Physiologic autoantibodies, that is, those with an active physiologic role, are an important part of the normal human immune system and are essential in maintaining homeostasis. Evidence suggests that the body uses autoantibodies to prevent disease and to self-treat diseases once started. This suggests a potential therapeutic role for autoantibodies, or, even better, a way to use them to prevent disease. Their capacity to remove aged, damaged cells is well established.
Immunoglobulin (Ig) G autoantibodies bind to senescent cell antigen (SCA), which is an altered band 3 anion exchanger protein found mainly on aged cells. Once bound, IgG triggers the removal of the senescent cells by macrophages.
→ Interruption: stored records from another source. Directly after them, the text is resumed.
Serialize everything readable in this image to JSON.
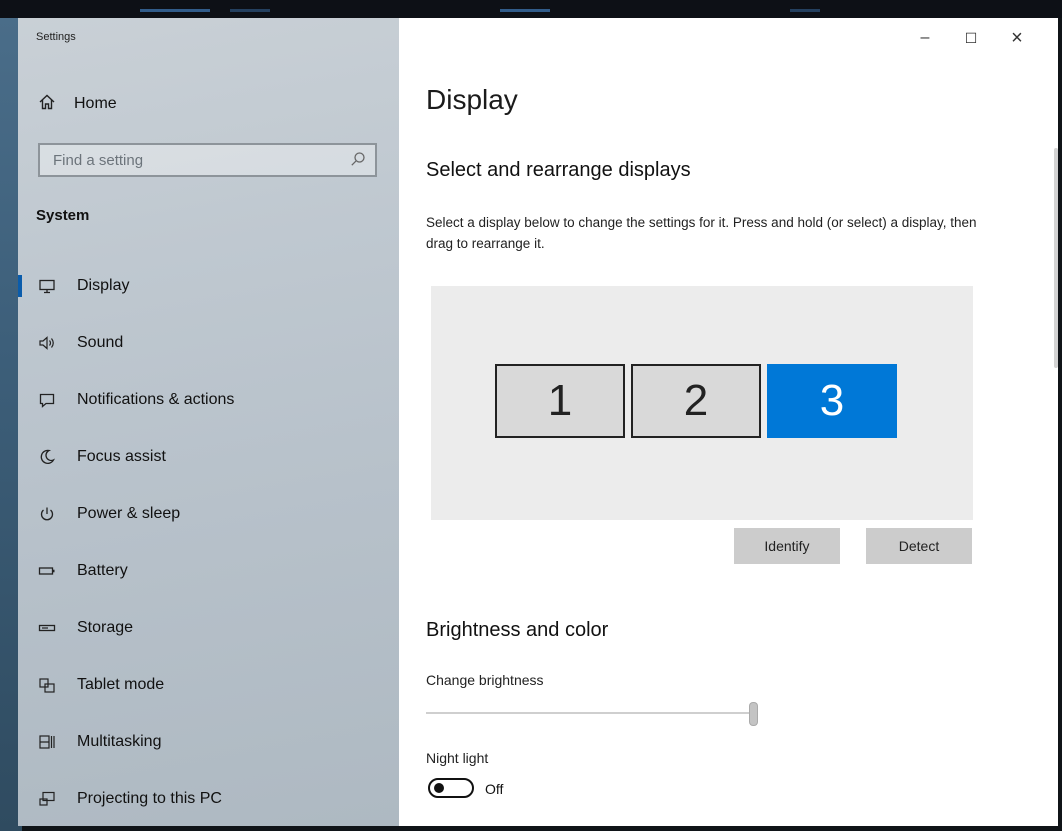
{
  "window": {
    "title": "Settings"
  },
  "window_controls": {
    "minimize": "–",
    "maximize": "☐",
    "close": "×"
  },
  "sidebar": {
    "home_label": "Home",
    "search_placeholder": "Find a setting",
    "section_label": "System",
    "items": [
      {
        "label": "Display",
        "icon": "monitor-icon",
        "active": true
      },
      {
        "label": "Sound",
        "icon": "speaker-icon"
      },
      {
        "label": "Notifications & actions",
        "icon": "notification-icon"
      },
      {
        "label": "Focus assist",
        "icon": "moon-icon"
      },
      {
        "label": "Power & sleep",
        "icon": "power-icon"
      },
      {
        "label": "Battery",
        "icon": "battery-icon"
      },
      {
        "label": "Storage",
        "icon": "storage-icon"
      },
      {
        "label": "Tablet mode",
        "icon": "tablet-mode-icon"
      },
      {
        "label": "Multitasking",
        "icon": "multitasking-icon"
      },
      {
        "label": "Projecting to this PC",
        "icon": "projecting-icon"
      }
    ]
  },
  "main": {
    "title": "Display",
    "arrange_heading": "Select and rearrange displays",
    "arrange_description": "Select a display below to change the settings for it. Press and hold (or select) a display, then drag to rearrange it.",
    "monitors": [
      {
        "label": "1",
        "selected": false
      },
      {
        "label": "2",
        "selected": false
      },
      {
        "label": "3",
        "selected": true
      }
    ],
    "identify_label": "Identify",
    "detect_label": "Detect",
    "brightness_heading": "Brightness and color",
    "brightness_label": "Change brightness",
    "brightness_value": 1.0,
    "night_light_label": "Night light",
    "night_light_state": "Off"
  },
  "colors": {
    "accent": "#0078d7",
    "active_indicator": "#0a5cab"
  }
}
Band 3 is altered primarily by oxidation, which in turn generates SCA. These studies demonstrated that oxidation can generate neoantigens that the immune system will recognize. Band 3 isoforms are ubiquitous: they have been found in all mammalian cells and species so far examined.
The innate immune response to band 3 membrane proteins, and their regulation of cellular lifespan and therapeutic potential will be presented. Examples of other potential innate and physiologic autoantibodies include neuroprotective antibodies to amyloidgenic toxic peptides and antibodies to oxidized LDL (OxLDL), which modify the natural progression of atherosclerosis.